USCG published a guidance, calling for Safety Management Systems required under the ISM Code to address cyber risks. The guidance regards the USCG commercial vessel compliance program’s approach to assessing the cyber risk on vessels to ensure vessels do not pose a risk to the Marine Transportation System (MTS) due to a cyber event.
The guidance also include a compliance timeline and inspection process for non-Safety Management System vessels that are subject to the Marine Transportation Safety Act of 2002. These vessels are required to address cybersecurity vulnerabilities within their Vessel Security Assessment no later than 31 December 2021.
Vessels subject to the ISM Code (U.S. & Foreign Vessels)
The MI/PSCO shall identify when basic cyber hygiene procedures are not in place onboard. These include, but not limited to the following:
- Poor cyber hygiene: Username / Password openly displayed, computer system appears to require a generic login or no login for access, computer system does not appear to automatically log out after extended period of user inactivity, heavy reliance on flash drive/USB media use.
- Shipboard computers readily appear to have been compromised by ransomware/excessive popups.
- Officers/crew complain about unusual network issues and reliability impacting shipboard systems.
- Unit/vessel screener received potential ‘spoofed’ email from master/crew onboard.
Guidance for assessing cybersecurity onboard a vessel subject to the ISM Code
During the course of a normal inspection/examination, the MI/PSCO should evaluate whether or not a cybersecurity event was a factor in the failure of a system required for the safe navigation or operation of the vessel.

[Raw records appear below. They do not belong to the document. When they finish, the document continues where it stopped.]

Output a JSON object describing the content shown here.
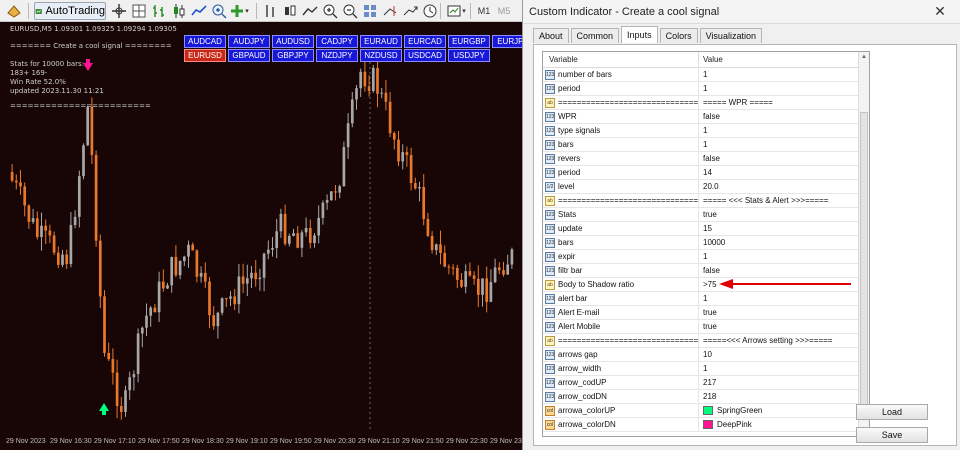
{
  "toolbar": {
    "autotrading_label": "AutoTrading",
    "timeframes": [
      "M1",
      "M5"
    ]
  },
  "chart": {
    "symbol_line": "EURUSD,M5  1.09301 1.09325 1.09294 1.09305",
    "signal_title": "======= Create a cool signal ========",
    "stats_lines": [
      "Stats for 10000 bars:",
      "183+   169-",
      "Win Rate 52.0%",
      "updated 2023.11.30 11:21"
    ],
    "separator_line": "========================",
    "pair_buttons": [
      [
        "AUDCAD",
        "AUDJPY",
        "AUDUSD",
        "CADJPY",
        "EURAUD",
        "EURCAD",
        "EURGBP",
        "EURJPY"
      ],
      [
        "EURUSD",
        "GBPAUD",
        "GBPJPY",
        "NZDJPY",
        "NZDUSD",
        "USDCAD",
        "USDJPY"
      ]
    ],
    "active_pair": "EURUSD",
    "time_labels": [
      "29 Nov 2023",
      "29 Nov 16:30",
      "29 Nov 17:10",
      "29 Nov 17:50",
      "29 Nov 18:30",
      "29 Nov 19:10",
      "29 Nov 19:50",
      "29 Nov 20:30",
      "29 Nov 21:10",
      "29 Nov 21:50",
      "29 Nov 22:30",
      "29 Nov 23:10"
    ],
    "colors": {
      "background": "#180505",
      "bull": "#a8a8a8",
      "bear": "#e8782c",
      "buy_arrow": "#00ff7f",
      "sell_arrow": "#ff1493"
    }
  },
  "dialog": {
    "title": "Custom Indicator - Create a cool signal",
    "close_glyph": "✕",
    "tabs": [
      "About",
      "Common",
      "Inputs",
      "Colors",
      "Visualization"
    ],
    "active_tab": "Inputs",
    "columns": {
      "variable": "Variable",
      "value": "Value"
    },
    "rows": [
      {
        "type": "num",
        "variable": "number of bars",
        "value": "1"
      },
      {
        "type": "num",
        "variable": "period",
        "value": "1"
      },
      {
        "type": "ab",
        "variable": "==================================",
        "value": "===== WPR ====="
      },
      {
        "type": "num",
        "variable": "WPR",
        "value": "false"
      },
      {
        "type": "num",
        "variable": "type signals",
        "value": "1"
      },
      {
        "type": "num",
        "variable": "bars",
        "value": "1"
      },
      {
        "type": "num",
        "variable": "revers",
        "value": "false"
      },
      {
        "type": "num",
        "variable": "period",
        "value": "14"
      },
      {
        "type": "frac",
        "variable": "level",
        "value": "20.0"
      },
      {
        "type": "ab",
        "variable": "==================================",
        "value": "===== <<< Stats & Alert >>>====="
      },
      {
        "type": "num",
        "variable": "Stats",
        "value": "true"
      },
      {
        "type": "num",
        "variable": "update",
        "value": "15"
      },
      {
        "type": "num",
        "variable": "bars",
        "value": "10000"
      },
      {
        "type": "num",
        "variable": "expir",
        "value": "1"
      },
      {
        "type": "num",
        "variable": "filtr bar",
        "value": "false"
      },
      {
        "type": "ab",
        "variable": "Body to Shadow ratio",
        "value": ">75",
        "annotated": true
      },
      {
        "type": "num",
        "variable": "alert bar",
        "value": "1"
      },
      {
        "type": "num",
        "variable": "Alert E-mail",
        "value": "true"
      },
      {
        "type": "num",
        "variable": "Alert Mobile",
        "value": "true"
      },
      {
        "type": "ab",
        "variable": "==================================",
        "value": "=====<<< Arrows setting >>>====="
      },
      {
        "type": "num",
        "variable": "arrows gap",
        "value": "10"
      },
      {
        "type": "num",
        "variable": "arrow_width",
        "value": "1"
      },
      {
        "type": "num",
        "variable": "arrow_codUP",
        "value": "217"
      },
      {
        "type": "num",
        "variable": "arrow_codDN",
        "value": "218"
      },
      {
        "type": "col",
        "variable": "arrowa_colorUP",
        "value": "SpringGreen",
        "swatch": "#00ff7f"
      },
      {
        "type": "col",
        "variable": "arrowa_colorDN",
        "value": "DeepPink",
        "swatch": "#ff1493"
      }
    ],
    "type_icons": {
      "num": "123",
      "frac": "1/2",
      "ab": "ab",
      "col": "col"
    },
    "load_label": "Load",
    "save_label": "Save",
    "annotation_color": "#e00000"
  }
}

If clear grounds are established, the MI/PSCO should conduct a more detailed inspection consistent with the applicable guidance for a foreign o U.S. vessel. Based on objective evidence, the MI/PSCO may discover and can issue deficiencies based on the portion of the SMS that is not being effectively implemented with respect to cyber risk management.
If objective evidence is identified indicating that the vessel failed to implement its SMS with respect to cyber risk management, the MI/PSCO should direct the vessel to take the following actions:
For U.S. Vessels
MIs should follow the guidance in reference which sets forth guidance for assessing the effectiveness of a company’s SMS on U.S. flag vessels.
For Foreign vessels
- If cyber risk management has not been incorporated into the vessel’s SMS by the company’s first annual verification of the DOC after January 1, 2021, a deficiency should be issued with action code 30 – Ship Detained, with the requirement of an external audit within 3 months or prior to returning to a U.S. port after sailing foreign.

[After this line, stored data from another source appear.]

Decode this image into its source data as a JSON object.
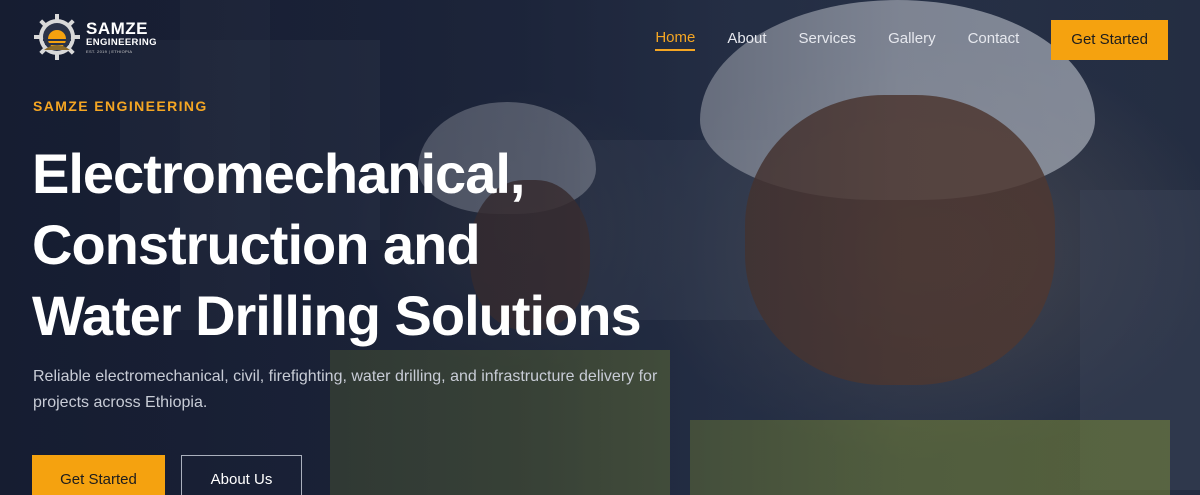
{
  "brand": {
    "name": "SAMZE",
    "sub": "ENGINEERING",
    "tagline": "EST. 2019 | ETHIOPIA"
  },
  "nav": {
    "items": [
      {
        "label": "Home",
        "active": true
      },
      {
        "label": "About",
        "active": false
      },
      {
        "label": "Services",
        "active": false
      },
      {
        "label": "Gallery",
        "active": false
      },
      {
        "label": "Contact",
        "active": false
      }
    ],
    "cta_label": "Get Started"
  },
  "hero": {
    "eyebrow": "SAMZE ENGINEERING",
    "headline_lines": [
      "Electromechanical,",
      "Construction and",
      "Water Drilling Solutions"
    ],
    "subtext": "Reliable electromechanical, civil, firefighting, water drilling, and infrastructure delivery for projects across Ethiopia.",
    "primary_button": "Get Started",
    "secondary_button": "About Us"
  },
  "colors": {
    "accent": "#f5a20f",
    "background": "#1d2740",
    "text": "#ffffff"
  }
}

- When objective evidence indicates that the vessel failed to implement its SMS with respect to cyber risk management, then the PSCO should issue a deficiency for both the operational deficiency and an ISM deficiency with an action code 17 – Rectify Prior to Departure and require the vessel to conduct an internal audit, focused on the vessel’s cyber risk management, within 3 months or, prior to returning to a U.S. port after sailing foreign.
- When objective evidence indicates there is a serious failure to implement the SMS with respect to cyber risk management that directly resulted in a cybersecurity incident impacting ship operations (e.g. diminished vessel safety/security, or posed increased risk to the environment), after gaining concurrence from the OCMI, the PSCO should issue a deficiency for both the operational deficiency and an ISM deficiency with action code 30 – Ship Detained with the requirement of an external audit within 3 months or prior to returning to a U.S. port after sailing foreign.
Non-SMS U.S. Vessels subject to MTSA
Questions for MIs to ask during Maritime Transportation Security Act (MTSA) Verifications:
- Does your VSP address measures taken to address cybersecurity vulnerabilities? If yes: Are these measures in place? If no, then ask: Has the vessel experienced any cybersecurity events within the past 12 months?
- If yes, then ask: Have you reported these cybersecurity incidents to your CSO? If yes: Reasonably verify reporting to CSO, then no further action. If no: Issue deficiency.
Finally, when attending a vessel for a damage survey, inservice inspection or port state control exam following a report of a marine casualty the MI/PSCO or Investigating Officer (IO) should always consider the possibility of the incident being related to a cybersecurity event in cases where system/equipment failure have no obvious causes.
MIs/PSCO/IO should utilize the procedures outlined above to assist with this determination. The MI/PSCO/IO should determine if there was a failure of a system required for the safe navigation or operation of the ship, and then determine if it was a cybersecurity event.
After making this determination, the MI/PSCO/IO ensure that the owner or operator promptly report the incident to the National Response Center (NRC) or the Department of Homeland Security National Communications and Cybersecurity Information Center (NCCIC) to initiate a coordinated federal response.